Cortés, the conquistadors, and the myth of the “handful of adventurers.”
When 19th century historian William Prescott wrote about Hernán Cortés’ and his role in the invasion and destruction of the Aztec empire beginning in 1521, he described the event as “the subversion of a great empire by a handful of adventurers.” The idea of a handful of great men making history, asserting through their success the inherently superior qualities of the conquering civilization, is and was a very appealing story to the European mind. Thus Prescott’s idea of the Conquest has survived, to be returned to again and again. It exists, for example, practically unchanged and unchallenged in Hugh Thomas’s 1995 book, Conquest: Montezuma, Cortés, and the Fall of Old Mexico.
The problem with the “handful of adventurers” theory is that it was always a dubious idea arising from always dubious sources. And in fact the theory did not originate with Prescott but with the boasting of Hernán Cortés himself, assisted by other Spaniards.
During the era of the so-called Spanish Conquest (many of those supposedly conquered think of the events as invasion not conquest) adventurers succeeded or failed by patronage. Through patronage they could achieve offices and titles. Through patronage they could achieve a pension for life from the king. And the way to achieve such patronage was through a formal document known as a probanza de mérito, a proof of merit.
The probanza was intended to keep the king informed of events and new conquests, particularly if the new conquests included settled Aboriginal populations and precious metals. But they were also characteristically used to petition for rewards as a return on the value of the new conquests, discoveries, etc.
Look at a probanza, and what you’re going to find is a lot of boasting, a lot of arguments about why the writer is entitled to all the glory, and to all the rewards for that glory. Boasting and exaggerated claims are in the very nature of probanza. And if you accept too many such documents at face value, as so many historians do and did, then the “handful of adventurers” theory is what you get.
Several probanza were written by Cortés himself defending his actions in Mexico. The writings of Cortés’ contemporary Bernal Diaz, also heavily relied upon by Prescott and Thomas, are essentially an extended probanza as well.
Beyond the conquistadors themselves, many others also found value in selling the “handful of adventurers” myth. To justify Spanish actions in the New World, for instance, Spanish historians of the 16th century attempted to sell the idea that the conquests and invasions were part of a divine plan, with Cortés as the principal instrument of that plan. He was accorded this importance because of the value of Mexico to the empire, because of its wealth and impressiveness, as well as through his own successful self-promotion and the ongoing support of the Franciscans.
The Order of St.
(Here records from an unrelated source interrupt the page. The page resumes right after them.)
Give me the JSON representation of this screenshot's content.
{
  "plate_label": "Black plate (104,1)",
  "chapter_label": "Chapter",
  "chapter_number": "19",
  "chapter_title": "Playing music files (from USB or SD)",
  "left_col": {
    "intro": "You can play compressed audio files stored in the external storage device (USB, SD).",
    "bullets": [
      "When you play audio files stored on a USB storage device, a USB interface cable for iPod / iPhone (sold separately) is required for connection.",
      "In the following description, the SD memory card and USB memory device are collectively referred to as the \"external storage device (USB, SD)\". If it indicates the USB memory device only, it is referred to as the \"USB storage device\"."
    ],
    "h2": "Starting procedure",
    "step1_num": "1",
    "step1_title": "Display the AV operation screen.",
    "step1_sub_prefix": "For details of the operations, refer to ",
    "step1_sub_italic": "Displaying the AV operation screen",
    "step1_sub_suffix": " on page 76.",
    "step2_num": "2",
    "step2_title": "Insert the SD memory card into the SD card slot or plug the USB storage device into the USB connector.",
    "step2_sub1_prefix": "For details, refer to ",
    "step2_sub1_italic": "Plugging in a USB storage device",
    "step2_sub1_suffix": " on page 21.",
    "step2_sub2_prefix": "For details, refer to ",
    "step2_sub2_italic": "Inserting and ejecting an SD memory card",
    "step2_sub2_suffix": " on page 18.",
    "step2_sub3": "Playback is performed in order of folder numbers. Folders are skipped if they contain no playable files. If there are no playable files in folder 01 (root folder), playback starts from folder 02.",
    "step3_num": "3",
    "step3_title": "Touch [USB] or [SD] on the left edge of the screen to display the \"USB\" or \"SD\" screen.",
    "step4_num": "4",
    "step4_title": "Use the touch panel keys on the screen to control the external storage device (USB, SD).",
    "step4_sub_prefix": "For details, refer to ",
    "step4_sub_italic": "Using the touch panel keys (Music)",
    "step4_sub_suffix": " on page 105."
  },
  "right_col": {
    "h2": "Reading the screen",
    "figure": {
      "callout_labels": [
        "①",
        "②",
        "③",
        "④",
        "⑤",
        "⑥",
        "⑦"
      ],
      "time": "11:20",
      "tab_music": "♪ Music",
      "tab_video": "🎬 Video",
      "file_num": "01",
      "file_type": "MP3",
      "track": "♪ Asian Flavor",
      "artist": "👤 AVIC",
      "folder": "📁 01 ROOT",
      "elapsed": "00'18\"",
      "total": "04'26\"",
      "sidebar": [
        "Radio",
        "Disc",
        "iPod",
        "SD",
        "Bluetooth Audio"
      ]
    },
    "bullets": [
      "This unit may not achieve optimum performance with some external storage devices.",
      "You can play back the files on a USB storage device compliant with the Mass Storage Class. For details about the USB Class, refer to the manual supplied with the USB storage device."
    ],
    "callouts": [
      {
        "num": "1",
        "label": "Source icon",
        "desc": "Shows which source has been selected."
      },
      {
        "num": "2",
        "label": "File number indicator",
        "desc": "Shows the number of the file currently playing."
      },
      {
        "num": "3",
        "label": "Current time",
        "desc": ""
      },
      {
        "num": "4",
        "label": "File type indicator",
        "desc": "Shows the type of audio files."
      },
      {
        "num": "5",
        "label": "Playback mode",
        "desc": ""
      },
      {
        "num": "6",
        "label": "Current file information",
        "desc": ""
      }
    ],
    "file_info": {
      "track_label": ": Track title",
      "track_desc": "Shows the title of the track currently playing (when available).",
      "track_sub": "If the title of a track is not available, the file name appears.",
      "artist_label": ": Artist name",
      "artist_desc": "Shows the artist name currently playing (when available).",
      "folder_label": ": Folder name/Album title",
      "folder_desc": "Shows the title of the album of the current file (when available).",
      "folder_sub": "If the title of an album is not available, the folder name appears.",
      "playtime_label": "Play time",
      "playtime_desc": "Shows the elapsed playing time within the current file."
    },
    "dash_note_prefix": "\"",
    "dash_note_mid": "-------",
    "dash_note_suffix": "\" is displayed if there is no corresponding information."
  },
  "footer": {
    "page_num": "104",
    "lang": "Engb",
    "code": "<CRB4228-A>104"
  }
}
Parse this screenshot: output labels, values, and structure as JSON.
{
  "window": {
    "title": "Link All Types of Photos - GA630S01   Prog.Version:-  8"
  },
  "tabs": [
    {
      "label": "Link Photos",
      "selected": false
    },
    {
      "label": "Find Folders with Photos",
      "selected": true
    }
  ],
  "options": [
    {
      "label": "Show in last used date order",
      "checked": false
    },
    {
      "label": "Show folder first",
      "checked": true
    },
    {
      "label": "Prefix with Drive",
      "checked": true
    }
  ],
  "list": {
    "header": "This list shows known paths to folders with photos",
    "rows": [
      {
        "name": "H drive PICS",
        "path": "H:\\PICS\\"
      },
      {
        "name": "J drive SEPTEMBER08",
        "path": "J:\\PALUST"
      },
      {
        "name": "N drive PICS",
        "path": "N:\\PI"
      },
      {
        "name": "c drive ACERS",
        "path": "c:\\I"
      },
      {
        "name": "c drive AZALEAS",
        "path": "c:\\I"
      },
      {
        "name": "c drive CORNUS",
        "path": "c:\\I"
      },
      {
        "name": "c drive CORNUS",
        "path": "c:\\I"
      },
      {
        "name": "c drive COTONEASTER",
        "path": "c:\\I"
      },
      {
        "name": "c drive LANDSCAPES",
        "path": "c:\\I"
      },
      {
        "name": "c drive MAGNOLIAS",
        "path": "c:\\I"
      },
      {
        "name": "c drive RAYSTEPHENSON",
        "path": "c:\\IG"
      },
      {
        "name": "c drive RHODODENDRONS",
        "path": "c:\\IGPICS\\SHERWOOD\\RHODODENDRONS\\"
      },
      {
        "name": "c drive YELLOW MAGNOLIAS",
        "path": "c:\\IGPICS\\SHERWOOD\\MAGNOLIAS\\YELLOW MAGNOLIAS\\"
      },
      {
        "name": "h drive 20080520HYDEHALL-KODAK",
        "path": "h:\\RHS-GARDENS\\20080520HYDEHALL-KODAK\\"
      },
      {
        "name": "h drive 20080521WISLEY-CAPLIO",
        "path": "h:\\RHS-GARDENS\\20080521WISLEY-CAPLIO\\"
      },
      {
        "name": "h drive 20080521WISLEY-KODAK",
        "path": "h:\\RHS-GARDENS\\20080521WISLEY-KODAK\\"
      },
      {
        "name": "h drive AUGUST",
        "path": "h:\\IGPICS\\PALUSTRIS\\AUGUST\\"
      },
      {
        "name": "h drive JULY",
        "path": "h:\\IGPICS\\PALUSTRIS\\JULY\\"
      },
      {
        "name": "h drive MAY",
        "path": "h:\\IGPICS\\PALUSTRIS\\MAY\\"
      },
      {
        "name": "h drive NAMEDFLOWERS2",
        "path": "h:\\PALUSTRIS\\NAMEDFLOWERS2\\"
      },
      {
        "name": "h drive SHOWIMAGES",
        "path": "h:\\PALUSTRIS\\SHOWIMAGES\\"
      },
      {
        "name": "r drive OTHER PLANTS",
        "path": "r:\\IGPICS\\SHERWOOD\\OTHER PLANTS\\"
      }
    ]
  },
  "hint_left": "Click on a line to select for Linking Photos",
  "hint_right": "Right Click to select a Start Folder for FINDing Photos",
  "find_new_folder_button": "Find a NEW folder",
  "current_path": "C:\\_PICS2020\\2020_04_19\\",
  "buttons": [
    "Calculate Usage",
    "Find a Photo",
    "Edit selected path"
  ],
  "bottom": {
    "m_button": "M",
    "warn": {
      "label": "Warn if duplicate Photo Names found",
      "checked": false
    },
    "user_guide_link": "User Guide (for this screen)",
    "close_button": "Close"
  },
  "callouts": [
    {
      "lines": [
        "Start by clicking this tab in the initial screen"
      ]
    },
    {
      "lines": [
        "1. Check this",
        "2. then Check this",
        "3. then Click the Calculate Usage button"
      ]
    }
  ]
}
Francis were major players in the New World, and they saw Cortés as important in bringing them to that role. “[T]hrough this captain, God opened the door for us to preach his holy gospel, and it was he who caused the Indians to revere the holy sacraments and respect the ministers of the church,” wrote Friar Toribio Motolinía in 1555.
The Franciscans believed that the Spanish victories in the New World were a step towards the conversion of all mankind to Catholicism, a prerequisite for the second coming of Christ, and because of this they tended to give Cortés a divine importance and an air of holy purpose when writing about him.
Contributing to the Cortés myth was the long absence and suppression of alternative and dissenting voices. Bartolomé de las Casas’ General History of the Indies was not published until 1875, for instance, nor his The Apologetic History until 1909.
The result is a historical myth that has been a long time a-dying. Describing Hugh Thomas’s book, Conquest: Montezuma, Cortés, and the Fall of Old Mexico (1995), Matthew Restall lays out the structure of that myth:
Thomas’s book contains the chief elements of that Conquest perspective running back through Prescott and Gómera to Cortés himself and the probanzas of the conquerors. Those elements are the structuring of the Conquest into a clear narrative that leads inexorably to victory, an explanation of the Conquest that ultimately testifies to civilizational superiority of the Spaniards, a glorification of Cortés, and an endorsement of the myth that a few great and exceptional men made the Conquest possible. (18)
But if the tale told by Thomas, Prescott, Gómera and Cortés is a myth, what is the true tale of the conquest of Mexico? I will return to that question in subsequent chapters.
See Matthew Restall, Seven Myths of the Spanish Conquest, Oxford University Press, 2002.